Skip to content





class ScalarMix(torch.nn.Module):
 | def __init__(
 |     self,
 |     mixture_size: int,
 |     do_layer_norm: bool = False,
 |     initial_scalar_parameters: List[float] = None,
 |     trainable: bool = True
 | ) -> None

Computes a parameterised scalar mixture of N tensors, mixture = gamma * sum(s_k * tensor_k) where s = softmax(w), with w and gamma scalar parameters.

In addition, if do_layer_norm=True then apply layer normalization to each tensor before weighting.


class ScalarMix(torch.nn.Module):
 | ...
 | def forward(
 |     self,
 |     tensors: List[torch.Tensor],
 |     mask: torch.BoolTensor = None
 | ) -> torch.Tensor

Compute a weighted average of the tensors.

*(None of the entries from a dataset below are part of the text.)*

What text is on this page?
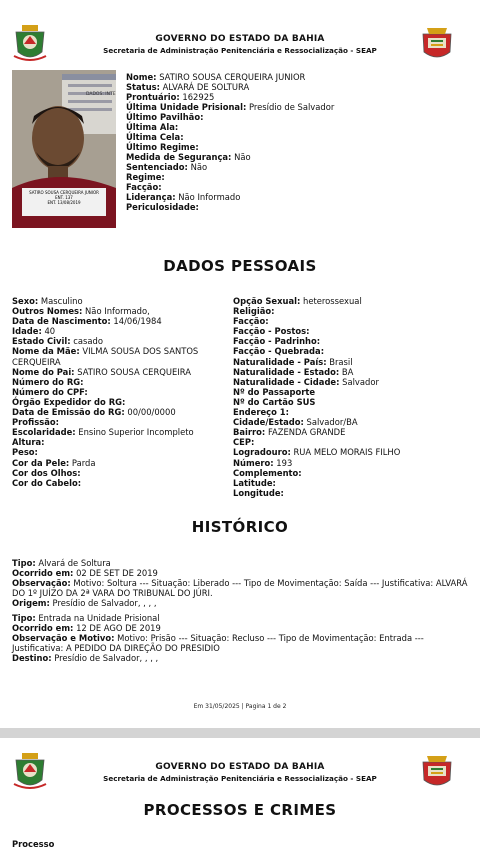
GOVERNO DO ESTADO DA BAHIA
Secretaria de Administração Penitenciária e Ressocialização - SEAP
DADOS: INTE
SATIRO SOUSA CERQUEIRA JUNIOR
ENT. 137
ENT. 13/08/2019
Nome: SATIRO SOUSA CERQUEIRA JUNIOR
Status: ALVARÁ DE SOLTURA
Prontuário: 162925
Última Unidade Prisional: Presídio de Salvador
Último Pavilhão:
Última Ala:
Última Cela:
Último Regime:
Medida de Segurança: Não
Sentenciado: Não
Regime:
Facção:
Liderança: Não Informado
Periculosidade:
DADOS PESSOAIS
Sexo: Masculino
Outros Nomes: Não Informado,
Data de Nascimento: 14/06/1984
Idade: 40
Estado Civil: casado
Nome da Mãe: VILMA SOUSA DOS SANTOS
CERQUEIRA
Nome do Pai: SATIRO SOUSA CERQUEIRA
Número do RG:
Número do CPF:
Órgão Expedidor do RG:
Data de Emissão do RG: 00/00/0000
Profissão:
Escolaridade: Ensino Superior Incompleto
Altura:
Peso:
Cor da Pele: Parda
Cor dos Olhos:
Cor do Cabelo:
Opção Sexual: heterossexual
Religião:
Facção:
Facção - Postos:
Facção - Padrinho:
Facção - Quebrada:
Naturalidade - País: Brasil
Naturalidade - Estado: BA
Naturalidade - Cidade: Salvador
Nº do Passaporte
Nº do Cartão SUS
Endereço 1:
Cidade/Estado: Salvador/BA
Bairro: FAZENDA GRANDE
CEP:
Logradouro: RUA MELO MORAIS FILHO
Número: 193
Complemento:
Latitude:
Longitude:
HISTÓRICO
Tipo: Alvará de Soltura
Ocorrido em: 02 DE SET DE 2019
Observação: Motivo: Soltura --- Situação: Liberado --- Tipo de Movimentação: Saída --- Justificativa: ALVARÁ DO 1º JUÍZO DA 2ª VARA DO TRIBUNAL DO JÚRI.
Origem: Presídio de Salvador, , , ,
Tipo: Entrada na Unidade Prisional
Ocorrido em: 12 DE AGO DE 2019
Observação e Motivo: Motivo: Prisão --- Situação: Recluso --- Tipo de Movimentação: Entrada --- Justificativa: A PEDIDO DA DIREÇÃO DO PRESIDIO
Destino: Presídio de Salvador, , , ,
Em 31/05/2025 | Pagina 1 de 2
GOVERNO DO ESTADO DA BAHIA
Secretaria de Administração Penitenciária e Ressocialização - SEAP
PROCESSOS E CRIMES
Processo
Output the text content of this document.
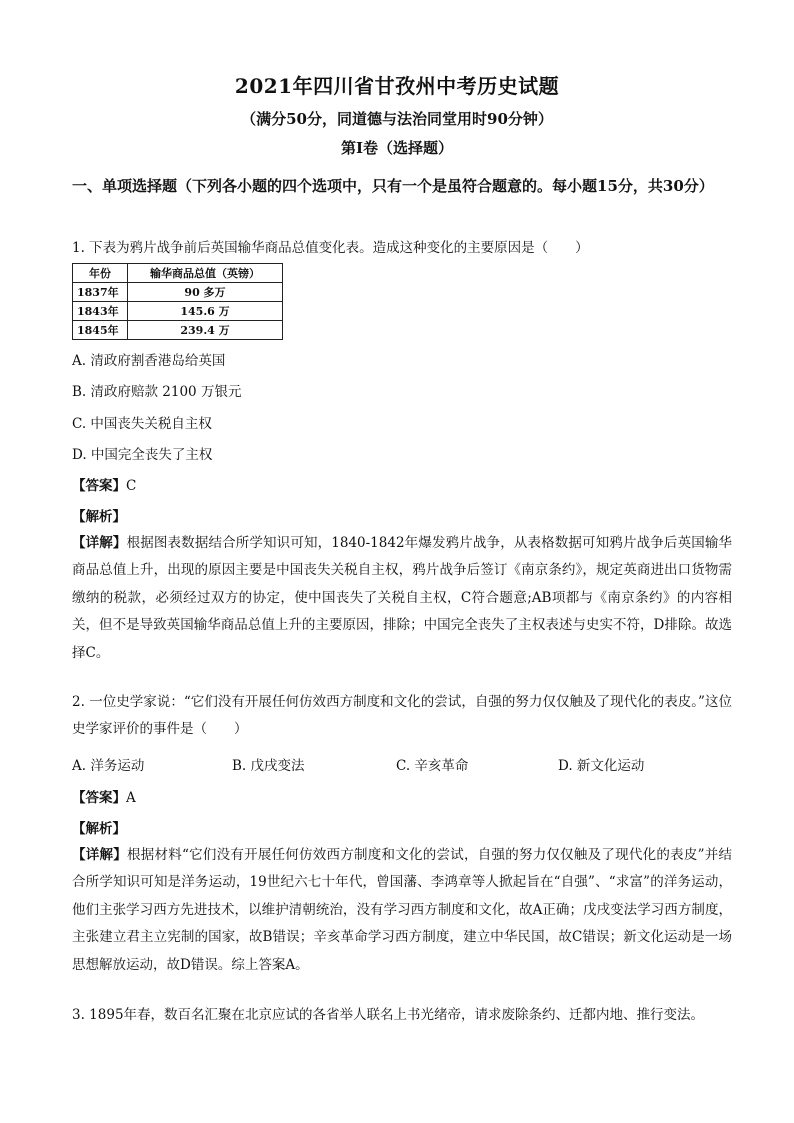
2021年四川省甘孜州中考历史试题
（满分50分，同道德与法治同堂用时90分钟）
第I卷（选择题）
一、单项选择题（下列各小题的四个选项中，只有一个是虽符合题意的。每小题15分，共30分）
1. 下表为鸦片战争前后英国输华商品总值变化表。造成这种变化的主要原因是（　　）
年份	输华商品总值（英镑）
1837年	90 多万
1843年	145.6 万
1845年	239.4 万
A. 清政府割香港岛给英国
B. 清政府赔款 2100 万银元
C. 中国丧失关税自主权
D. 中国完全丧失了主权
【答案】C
【解析】
【详解】根据图表数据结合所学知识可知，1840-1842年爆发鸦片战争，从表格数据可知鸦片战争后英国输华商品总值上升，出现的原因主要是中国丧失关税自主权，鸦片战争后签订《南京条约》，规定英商进出口货物需缴纳的税款，必须经过双方的协定，使中国丧失了关税自主权，C符合题意;AB项都与《南京条约》的内容相关，但不是导致英国输华商品总值上升的主要原因，排除；中国完全丧失了主权表述与史实不符，D排除。故选择C。
2. 一位史学家说：“它们没有开展任何仿效西方制度和文化的尝试，自强的努力仅仅触及了现代化的表皮。”这位史学家评价的事件是（　　）
A. 洋务运动	B. 戊戌变法	C. 辛亥革命	D. 新文化运动
【答案】A
【解析】
【详解】根据材料“它们没有开展任何仿效西方制度和文化的尝试，自强的努力仅仅触及了现代化的表皮”并结合所学知识可知是洋务运动，19世纪六七十年代，曾国藩、李鸿章等人掀起旨在“自强”、“求富”的洋务运动，他们主张学习西方先进技术，以维护清朝统治，没有学习西方制度和文化，故A正确；戊戌变法学习西方制度，主张建立君主立宪制的国家，故B错误；辛亥革命学习西方制度，建立中华民国，故C错误；新文化运动是一场思想解放运动，故D错误。综上答案A。
3. 1895年春，数百名汇聚在北京应试的各省举人联名上书光绪帝，请求废除条约、迁都内地、推行变法。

The input tensors an be any shape with at least two dimensions, but must all be the same shape.

When do_layer_norm=True, the mask is required input. If the tensors are dimensioned (dim_0, ..., dim_{n-1}, dim_n), then the mask is dimensioned (dim_0, ..., dim_{n-1}), as in the typical case with tensors of shape (batch_size, timesteps, dim) and mask of shape (batch_size, timesteps).

When do_layer_norm=False the mask is ignored.